PENGARUH APLIKASI JAMUR MIKORIZA ARBUSKULA DAN TRIKALSIUM FOSFAT TERHADAP TINGKAT INFEKSI JAMUR DAN PERTUMBUHAN SEMAI Hopea odorata
Dhiemas Mahendra, Dr. Ir. Handojo Hadi N., M.Agr.Sc.;Dr. Dra. Winastuti D.A., MP.
2020 | Skripsi | S1 KEHUTANANMerawan (Hopea odorata) merupakan salah satu jenis dari famili dipterocarpaceae yang jumlahnya kini kian terancam. Diperlukan adanya kegiatan pengayaan agar jenis ini dapat tetap lestari. Kegiatan pengayaan tersebut dapat didukung dengan cara peningkatan kualitas bibit. Salah satu cara untuk meningkatkan kualitas bibit tersebut adalah dengan aplikasi jamur mikoriza arbuskula dan trikalsium fosfat. Penelitian ini bertujuan untuk mengetahui pengaruh aplikasi jamur mikoriza arbuskula dan trikalsium fosfat dalam meningkatkan pertumbuhan semai merawan. Penelitian ini dilakukan selama 6 bulan dari bulan Desember 2019 sampai Bulan Mei 2020, di rumah kaca Fakultas Kehutanan Universitas Gadjah Mada. Rancangan percobaan yang digunakan adalah rancangan acak lengkap dengan 6 kombinasi perlakuan antara jenis jamur mikoriza arbsukula yaitu Acaulospora sp. (Ac), Gigaspora sp. (Gi) dan tanpa inokulasi (C), serta pemberian trikalsium fosfat sebanyak 0 gr dan 2,5 gr. Sampel semai yang digunakan adalah semai merawan yang berumur 1 bulan. Masing-masing kombinasi perlakuan terdiri dari 10 ulangan, sehingga total seluruh unit eksperimen ada 60 semai. Pengamatan dilakukan selama 3 bulan.
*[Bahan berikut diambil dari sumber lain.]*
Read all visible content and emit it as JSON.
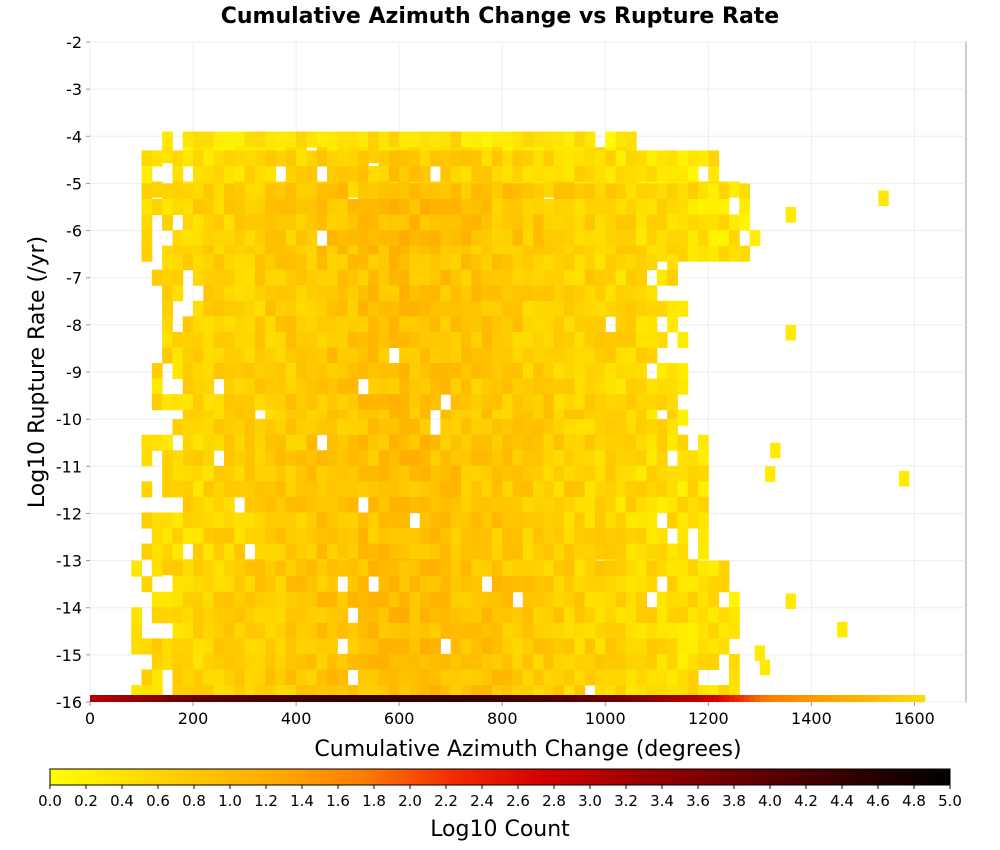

Parameter yang diamati adalah tingkat infeksi jamur, pertumbuhan tinggi dan diameter semai, panjang akar, biomassa pucuk semai, biomassa akar semai, biomassa total semai dan root shoot ratio. Persen infeksi jamur berada pada rentang 0% (P0C) hingga 30% (P5Gi). Aplikasi jamur mikoriza arbuskula secara nyata meningkatkan tingkat infeksi jamur dan panjang akar semai. Pemberian trikalsium fosfat secara nyata menurunkan pertumbuhan panjang akar semai. Interaksi antara jamur mikoriza arbuskula dan trikalsium fosfat tidak memberikan pengaruh nyata pada seluruh parameter pengamatan.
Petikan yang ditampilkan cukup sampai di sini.